Constructions of the smallest nonabelian group of odd order
If $F$ is any field, there is a subgroup of $\text{PGL}_2(F)$ given by fractional linear transformation of the form $z \mapsto az + b$ where $a \in F^{\times}, b \in F$. This is precisely the subgroup fixing the point at infinity in $\mathbb{P}^1(F)$. Taking $F$ to be a finite field $\mathbb{F}_q$ we obtain a family of (usually) nonabelian Frobenius groups of order $q(q - 1)$.
Now, we can further restrict $a$ to lie in any subgroup of $F^{\times}$; in particular, for $q$ odd, taking it to lie in the subgroup of quadratic residues gives a family of (usually) nonabelian groups of order $\frac{q(q-1)}{2}$. Taking $q = 7$ gives the desired group.
Well, without Sylow theorems and semidirect products not many options remain open... and thus constructing such a group will look a little (or a lot) like out of the blue.
Anyway, the non-abelian group of order $\,21\,$ can be given as
$$G=\langle\,x,y\;\;;\;\;x^3=y^7=1\;,\;xy=y^2x\,\rangle\cong\langle\,(235)(476)\;,\;(1234567)\,\rangle\leq S_7$$
It is, I suppose, easier to show that the right hand group, with permutations, gives us what we want, but none is as easy as expressing the group as a semidirect product.
How about a mix of DonAntonio's two answers? He writes:
Anyway, the non-abelian group of order 21 can be given as $G=\langle\,x,y\;\;;\;\;x^3=y^7=1\;,\;xy=y^2x\,\rangle\cong\langle\,(235)(476)\;,\;(1234567)\,\rangle\leq S_7$
Give both the presentation with generators and relations, and its realization with x and y in $S_7$. It's easier to calculate with the former, and clear that the group has no more than the 21 elements $x^i y^j$ for $0 \leq i \leq 2$ and $0 \leq j \leq 6$. But it's not clear that the presentation doesn't "collapse" by having the given relations produce additional relations that identify some of these 21 elements. On the other hand, it's easy to show that the two permutations satisfy the relations, and the group they generate must have at least 21 elements by Lagrange's Theorem.
The group is the 'odd subgroup' in $GL_3(2)$.
OP specified the students haven't done finite fields, but if they've done regular matrices, then "vectors of bits" and "matrices of bits" may seem quite natural and certainly does not require explanation of finite fields in general.
The group clearly has 168 elements. If they've done Lagrange perhaps they might suspect there's a subgroup of order 21.
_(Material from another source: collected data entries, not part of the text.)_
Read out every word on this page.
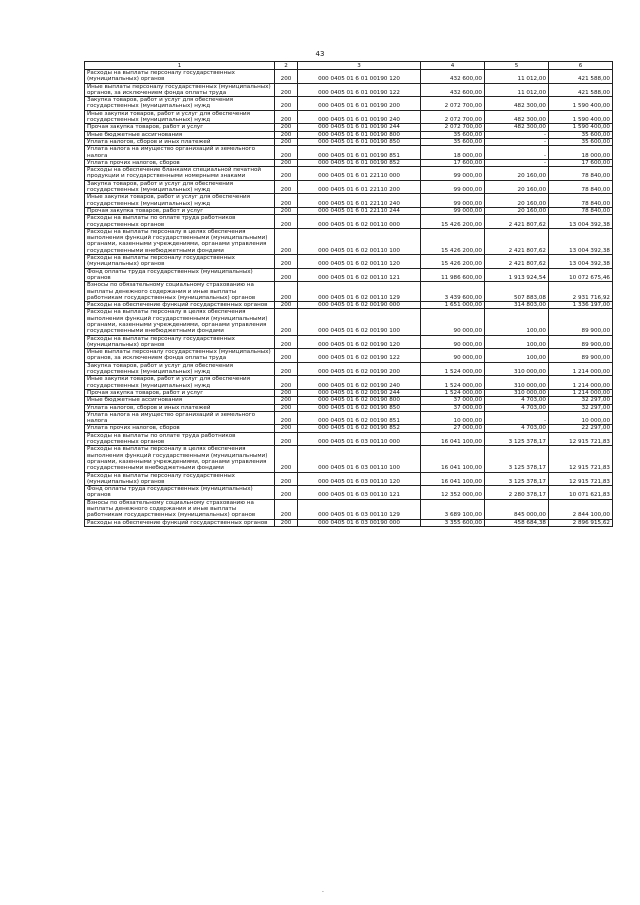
43
1	2	3	4	5	6
Расходы на выплаты персоналу государственных (муниципальных) органов	200	000 0405 01 6 01 00190 120	432 600,00	11 012,00	421 588,00
Иные выплаты персоналу государственных (муниципальных) органов, за исключением фонда оплаты труда	200	000 0405 01 6 01 00190 122	432 600,00	11 012,00	421 588,00
Закупка товаров, работ и услуг для обеспечения государственных (муниципальных) нужд	200	000 0405 01 6 01 00190 200	2 072 700,00	482 300,00	1 590 400,00
Иные закупки товаров, работ и услуг для обеспечения государственных (муниципальных) нужд	200	000 0405 01 6 01 00190 240	2 072 700,00	482 300,00	1 590 400,00
Прочая закупка товаров, работ и услуг	200	000 0405 01 6 01 00190 244	2 072 700,00	482 300,00	1 590 400,00
Иные бюджетные ассигнования	200	000 0405 01 6 01 00190 800	35 600,00	-	35 600,00
Уплата налогов, сборов и иных платежей	200	000 0405 01 6 01 00190 850	35 600,00	-	35 600,00
Уплата налога на имущество организаций и земельного налога	200	000 0405 01 6 01 00190 851	18 000,00	-	18 000,00
Уплата прочих налогов, сборов	200	000 0405 01 6 01 00190 852	17 600,00	-	17 600,00
Расходы на обеспечение бланками специальной печатной продукции и государственными номерными знаками	200	000 0405 01 6 01 22110 000	99 000,00	20 160,00	78 840,00
Закупка товаров, работ и услуг для обеспечения государственных (муниципальных) нужд	200	000 0405 01 6 01 22110 200	99 000,00	20 160,00	78 840,00
Иные закупки товаров, работ и услуг для обеспечения государственных (муниципальных) нужд	200	000 0405 01 6 01 22110 240	99 000,00	20 160,00	78 840,00
Прочая закупка товаров, работ и услуг	200	000 0405 01 6 01 22110 244	99 000,00	20 160,00	78 840,00
Расходы на выплаты по оплате труда работников государственных органов	200	000 0405 01 6 02 00110 000	15 426 200,00	2 421 807,62	13 004 392,38
Расходы на выплаты персоналу в целях обеспечения выполнения функций государственными (муниципальными) органами, казенными учреждениями, органами управления государственными внебюджетными фондами	200	000 0405 01 6 02 00110 100	15 426 200,00	2 421 807,62	13 004 392,38
Расходы на выплаты персоналу государственных (муниципальных) органов	200	000 0405 01 6 02 00110 120	15 426 200,00	2 421 807,62	13 004 392,38
Фонд оплаты труда государственных (муниципальных) органов	200	000 0405 01 6 02 00110 121	11 986 600,00	1 913 924,54	10 072 675,46
Взносы по обязательному социальному страхованию на выплаты денежного содержания и иные выплаты работникам государственных (муниципальных) органов	200	000 0405 01 6 02 00110 129	3 439 600,00	507 883,08	2 931 716,92
Расходы на обеспечение функций государственных органов	200	000 0405 01 6 02 00190 000	1 651 000,00	314 803,00	1 336 197,00
Расходы на выплаты персоналу в целях обеспечения выполнения функций государственными (муниципальными) органами, казенными учреждениями, органами управления государственными внебюджетными фондами	200	000 0405 01 6 02 00190 100	90 000,00	100,00	89 900,00
Расходы на выплаты персоналу государственных (муниципальных) органов	200	000 0405 01 6 02 00190 120	90 000,00	100,00	89 900,00
Иные выплаты персоналу государственных (муниципальных) органов, за исключением фонда оплаты труда	200	000 0405 01 6 02 00190 122	90 000,00	100,00	89 900,00
Закупка товаров, работ и услуг для обеспечения государственных (муниципальных) нужд	200	000 0405 01 6 02 00190 200	1 524 000,00	310 000,00	1 214 000,00
Иные закупки товаров, работ и услуг для обеспечения государственных (муниципальных) нужд	200	000 0405 01 6 02 00190 240	1 524 000,00	310 000,00	1 214 000,00
Прочая закупка товаров, работ и услуг	200	000 0405 01 6 02 00190 244	1 524 000,00	310 000,00	1 214 000,00
Иные бюджетные ассигнования	200	000 0405 01 6 02 00190 800	37 000,00	4 703,00	32 297,00
Уплата налогов, сборов и иных платежей	200	000 0405 01 6 02 00190 850	37 000,00	4 703,00	32 297,00
Уплата налога на имущество организаций и земельного налога	200	000 0405 01 6 02 00190 851	10 000,00	-	10 000,00
Уплата прочих налогов, сборов	200	000 0405 01 6 02 00190 852	27 000,00	4 703,00	22 297,00
Расходы на выплаты по оплате труда работников государственных органов	200	000 0405 01 6 03 00110 000	16 041 100,00	3 125 378,17	12 915 721,83
Расходы на выплаты персоналу в целях обеспечения выполнения функций государственными (муниципальными) органами, казенными учреждениями, органами управления государственными внебюджетными фондами	200	000 0405 01 6 03 00110 100	16 041 100,00	3 125 378,17	12 915 721,83
Расходы на выплаты персоналу государственных (муниципальных) органов	200	000 0405 01 6 03 00110 120	16 041 100,00	3 125 378,17	12 915 721,83
Фонд оплаты труда государственных (муниципальных) органов	200	000 0405 01 6 03 00110 121	12 352 000,00	2 280 378,17	10 071 621,83
Взносы по обязательному социальному страхованию на выплаты денежного содержания и иные выплаты работникам государственных (муниципальных) органов	200	000 0405 01 6 03 00110 129	3 689 100,00	845 000,00	2 844 100,00
Расходы на обеспечение функций государственных органов	200	000 0405 01 6 03 00190 000	3 355 600,00	458 684,38	2 896 915,62
.
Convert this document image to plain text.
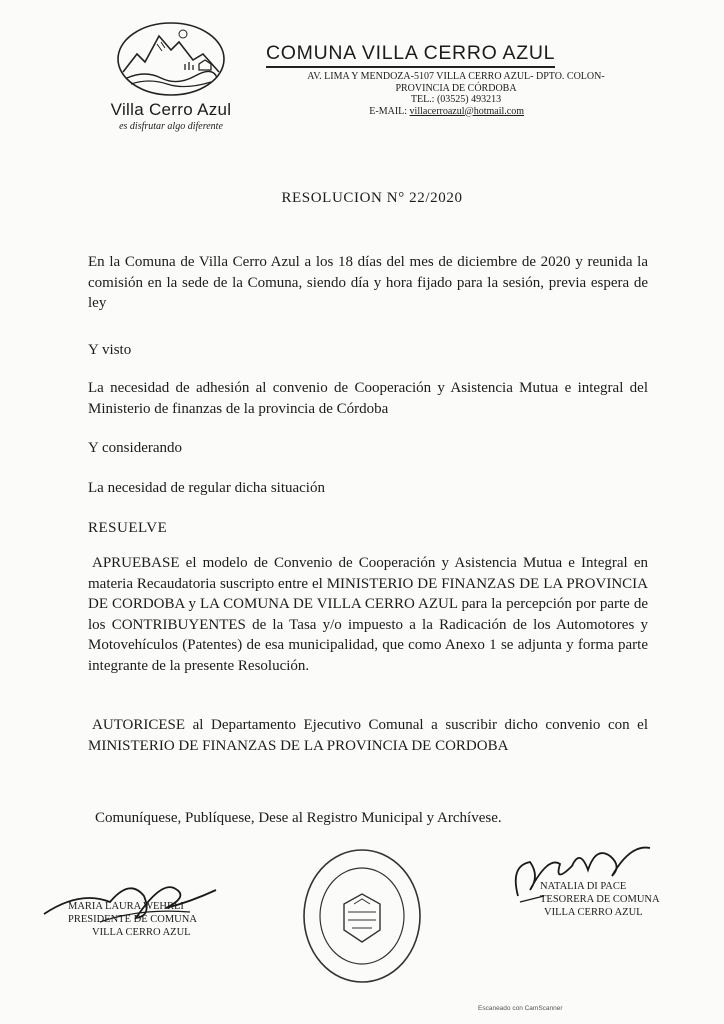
Villa Cerro Azul
es disfrutar algo diferente
COMUNA VILLA CERRO AZUL
AV. LIMA Y MENDOZA-5107 VILLA CERRO AZUL- DPTO. COLON-
PROVINCIA DE CÓRDOBA
TEL.: (03525) 493213
E-MAIL: villacerroazul@hotmail.com
RESOLUCION N° 22/2020
En la Comuna de Villa Cerro Azul a los 18 días del mes de diciembre de 2020 y reunida la comisión en la sede de la Comuna, siendo día y hora fijado para la sesión, previa espera de ley
Y visto
La necesidad de adhesión al convenio de Cooperación y Asistencia Mutua e integral del Ministerio de finanzas de la provincia de Córdoba
Y considerando
La necesidad de regular dicha situación
RESUELVE
APRUEBASE el modelo de Convenio de Cooperación y Asistencia Mutua e Integral en materia Recaudatoria suscripto entre el MINISTERIO DE FINANZAS DE LA PROVINCIA DE CORDOBA y LA COMUNA DE VILLA CERRO AZUL para la percepción por parte de los CONTRIBUYENTES de la Tasa y/o impuesto a la Radicación de los Automotores y Motovehículos (Patentes) de esa municipalidad, que como Anexo 1 se adjunta y forma parte integrante de la presente Resolución.
AUTORICESE al Departamento Ejecutivo Comunal a suscribir dicho convenio con el MINISTERIO DE FINANZAS DE LA PROVINCIA DE CORDOBA
Comuníquese, Publíquese, Dese al Registro Municipal y Archívese.
MARIA LAURA WEHRLI
PRESIDENTE DE COMUNA
VILLA CERRO AZUL
NATALIA DI PACE
TESORERA DE COMUNA
VILLA CERRO AZUL
Escaneado con CamScanner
$$ x=\begin{bmatrix} 0 & 1 & 0 \\ 0 & 0 & 1 \\ 1 & 0 & 0 \end{bmatrix}, y=\begin{bmatrix} 0 & 0 & 1 \\ 0 & 1 & 1 \\ 1 & 1 & 1 \end{bmatrix} $$ $x$ manifestly has order 3, and conjugating by $x$ just rotates the rows and columns of a matrix (this is true in any field). $y$ is not so manifest, but you can start from any non-zero vector and write out its images under repeated action of $y$, to show that it cycles through all seven non-zero vectors. This also lets you read off $y^2$. Hooray, $x^3 = 1, y^7 = 1, y^2 = y^x$.